Rato después dejaron de escucharse los disparos y uno de los hombres subió y les dijo que ya todo había pasado, que los del otro lado se iban a rendir porque se les habían acabado las balas, pero en eso sonó otro pocotón de tiros y volvió la gritería, el llanto de los niños y los carrerones por los pasillos, pero luego se escucharon fue risas, risas que venían como del patio, donde está el Cristo agujereado, y todos reían como enloquecidos y después subió otro hombre que les dijo que ya todo había terminado y después se supo que los tres hermanos que tenían el control del área de al lado se habían rendido y que Edwin Soto, que era el jefe de aquí, les había dicho que no les creía, que si se iba rendir debían salir desnudos y los tres hermano y sus luceros salieron desnudos y cuando estaban allí, en medio de patio tan sólo con sus interiores, el mismo Soto les echó una ráfaga de tiros y luego todos comenzaron a dispararles y uno de ellos se les acercó a los hermanos muertos y le abrió el pecho con un cuchillo y le sacó el corazón y los presos se tomaron fotos con el corazón que rezumaba sangre, pero eso no lo vieron los niños y tampoco las mujeres.
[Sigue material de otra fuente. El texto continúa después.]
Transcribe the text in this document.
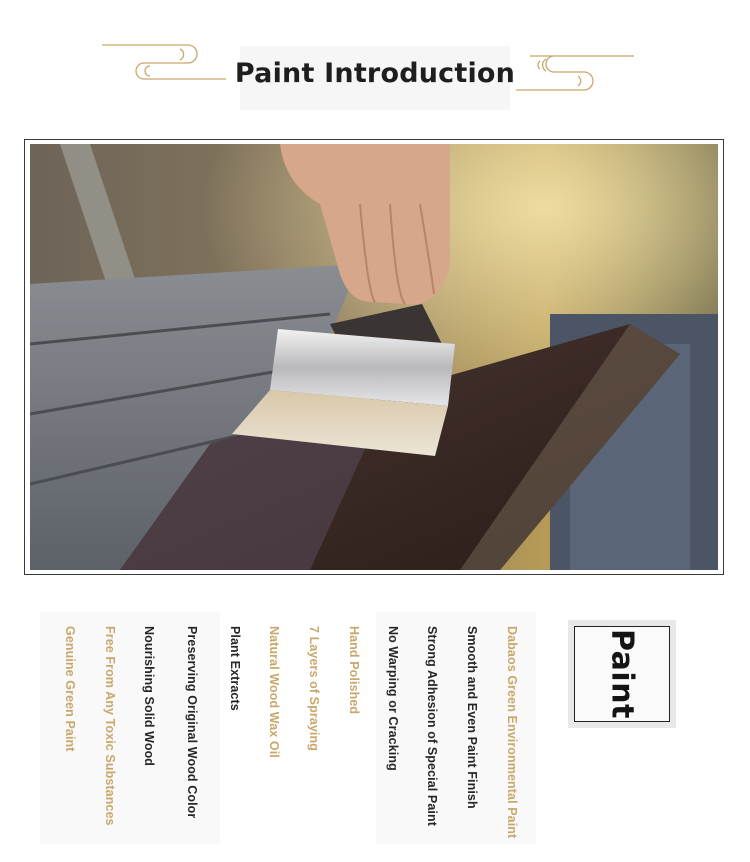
Paint Introduction
Dabaos Green Environmental Paint
Smooth and Even Paint Finish
Strong Adhesion of Special Paint
No Warping or Cracking
Hand Polished
7 Layers of Spraying
Natural Wood Wax Oil
Plant Extracts
Preserving Original Wood Color
Nourishing Solid Wood
Free From Any Toxic Substances
Genuine Green Paint	Paint
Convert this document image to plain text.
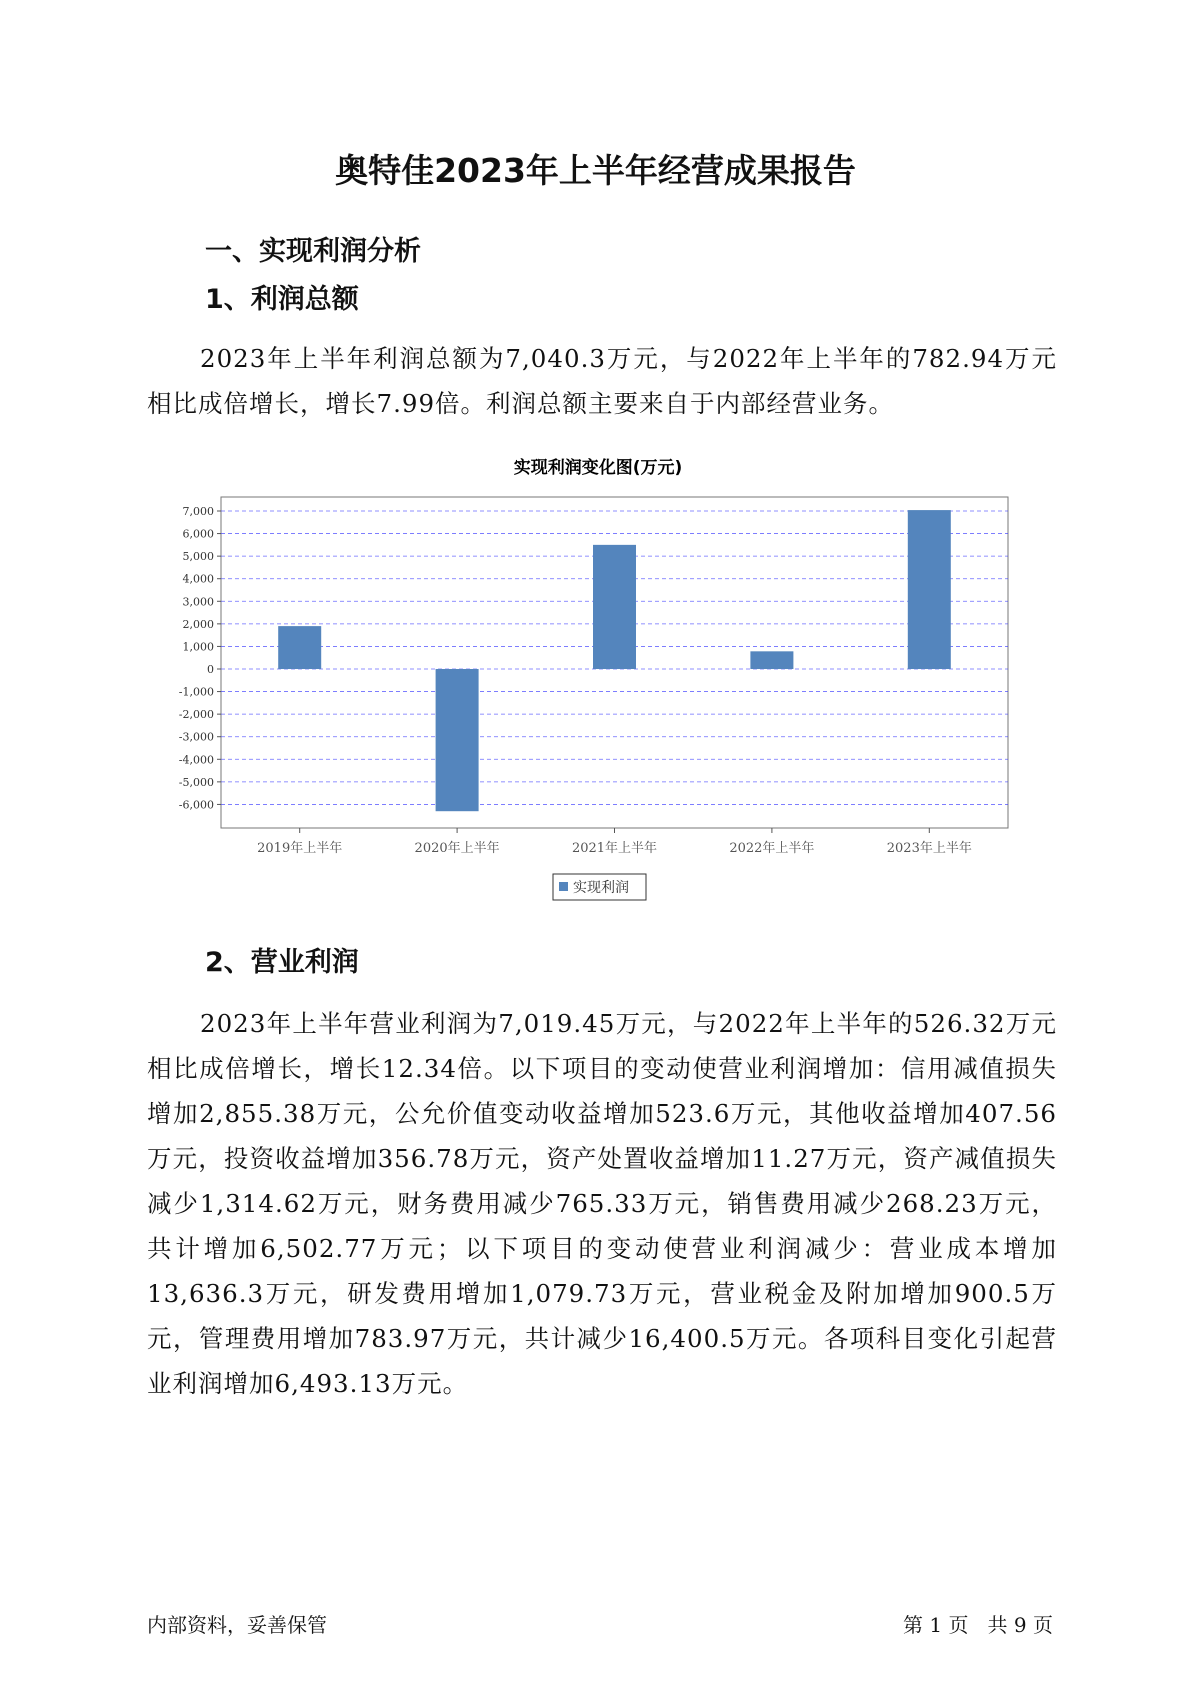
奥特佳2023年上半年经营成果报告
一、实现利润分析
1、利润总额

2023年上半年利润总额为7,040.3万元，与2022年上半年的782.94万元相比成倍增长，增长7.99倍。利润总额主要来自于内部经营业务。

实现利润变化图(万元)
7,000
6,000
5,000
4,000
3,000
2,000
1,000
0
-1,000
-2,000
-3,000
-4,000
-5,000
-6,000
2019年上半年	2020年上半年	2021年上半年	2022年上半年	2023年上半年
实现利润

2023年上半年营业利润为7,019.45万元，与2022年上半年的526.32万元相比成倍增长，增长12.34倍。以下项目的变动使营业利润增加：信用减值损失增加2,855.38万元，公允价值变动收益增加523.6万元，其他收益增加407.56万元，投资收益增加356.78万元，资产处置收益增加11.27万元，资产减值损失减少1,314.62万元，财务费用减少765.33万元，销售费用减少268.23万元，共计增加6,502.77万元；以下项目的变动使营业利润减少：营业成本增加13,636.3万元，研发费用增加1,079.73万元，营业税金及附加增加900.5万元，管理费用增加783.97万元，共计减少16,400.5万元。各项科目变化引起营业利润增加6,493.13万元。

2、营业利润
内部资料，妥善保管	第 1 页   共 9 页
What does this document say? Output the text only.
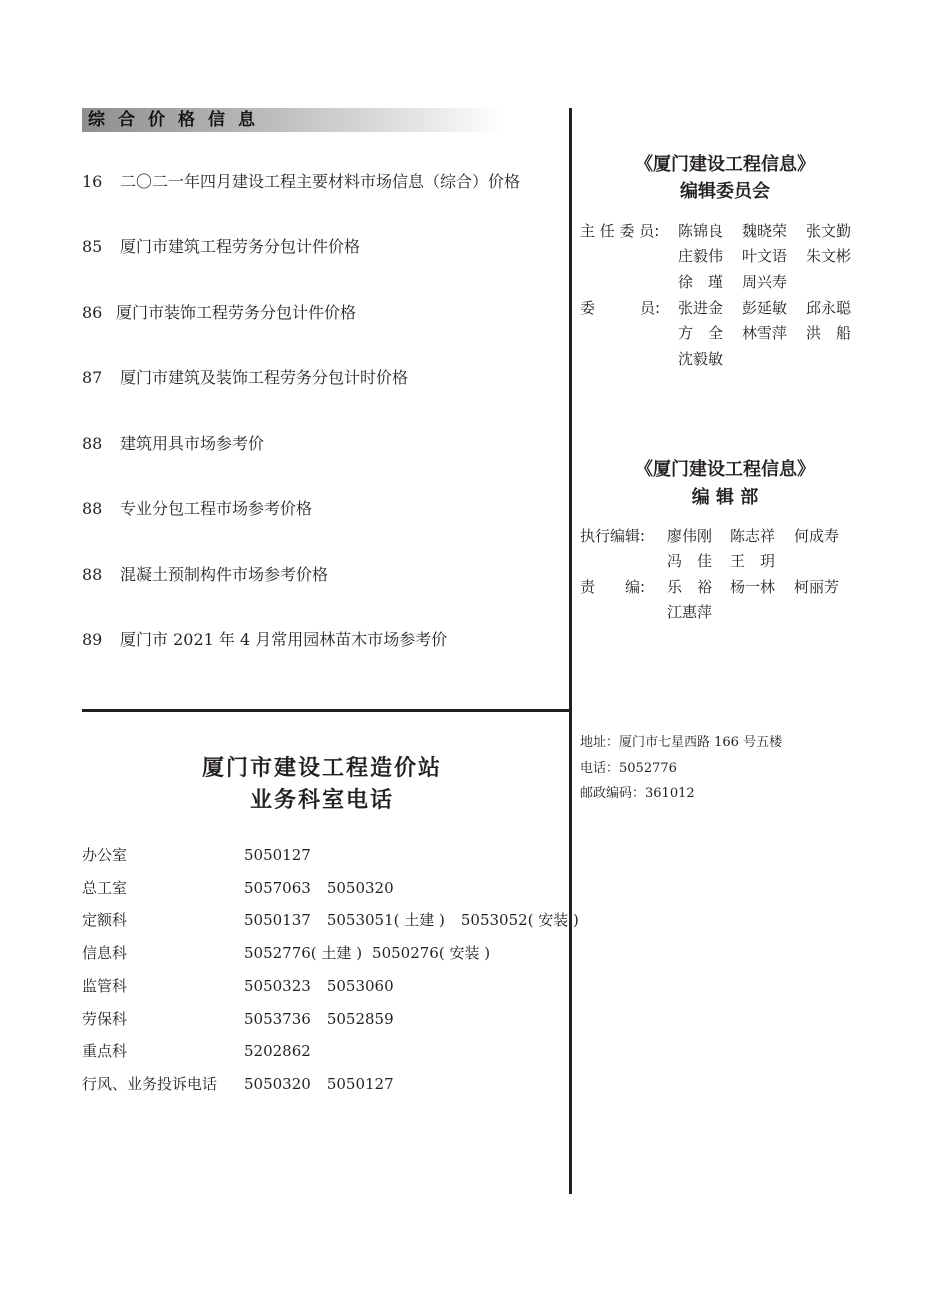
综合价格信息
16 二〇二一年四月建设工程主要材料市场信息（综合）价格
85 厦门市建筑工程劳务分包计件价格
86 厦门市装饰工程劳务分包计件价格
87 厦门市建筑及装饰工程劳务分包计时价格
88 建筑用具市场参考价
88 专业分包工程市场参考价格
88 混凝土预制构件市场参考价格
89 厦门市 2021 年 4 月常用园林苗木市场参考价
厦门市建设工程造价站
业务科室电话
办公室	5050127
总工室	5057063 5050320
定额科	5050137 5053051( 土建 ) 5053052( 安装 )
信息科	5052776( 土建 ) 5050276( 安装 )
监管科	5050323 5053060
劳保科	5053736 5052859
重点科	5202862
行风、业务投诉电话 5050320 5050127
《厦门建设工程信息》
编辑委员会
主 任 委 员: 陈锦良 魏晓荣 张文勤
庄毅伟 叶文语 朱文彬
徐　瑾 周兴寿
委　　　员: 张进金 彭延敏 邱永聪
方　全 林雪萍 洪　船
沈毅敏
《厦门建设工程信息》
编 辑 部
执行编辑: 廖伟刚 陈志祥 何成寿
冯　佳 王　玥
责　　编: 乐　裕 杨一林 柯丽芳
江惠萍
地址：厦门市七星西路 166 号五楼
电话：5052776
邮政编码：361012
Y cuando la ministra vio todo aquello, dicen que primero le dio mucho asco y tenía ganas de vomitar, pero que después le dio una calentera y dijo que esto no podía ser y luego se puso más brava todavía porque le dijeron que adentro había varias familias viviendo desde hace meses con chamitos y todo, y que los chamitos no iban a la escuela, y la ministra echaba espuma por la boca y ordenó que había que desalojar la cárcel y el Soto le mandó a decir que no se metiera en eso, que eso era un rollo interno, normalito en la cárcel, pero la ministra, de brava que estaba, dijo que la decisión de desalojar la cárcel ya estaba tomada y hubo mucha tensión porque los presos de aquí pensaban que ahora debían dispararle no a los de al lado, sino a los verdes, que son los guardias, pero a la final hubo unas conversas y los presos se ablandaron y los trasladaron para otros penales del país y a los chamitos los mandaron a revisar con unos médicos y después los mandaron para sus casas con sus mamás, porque casas sí tenían, aunque una funcionaria dijo que provocaba darles una pela.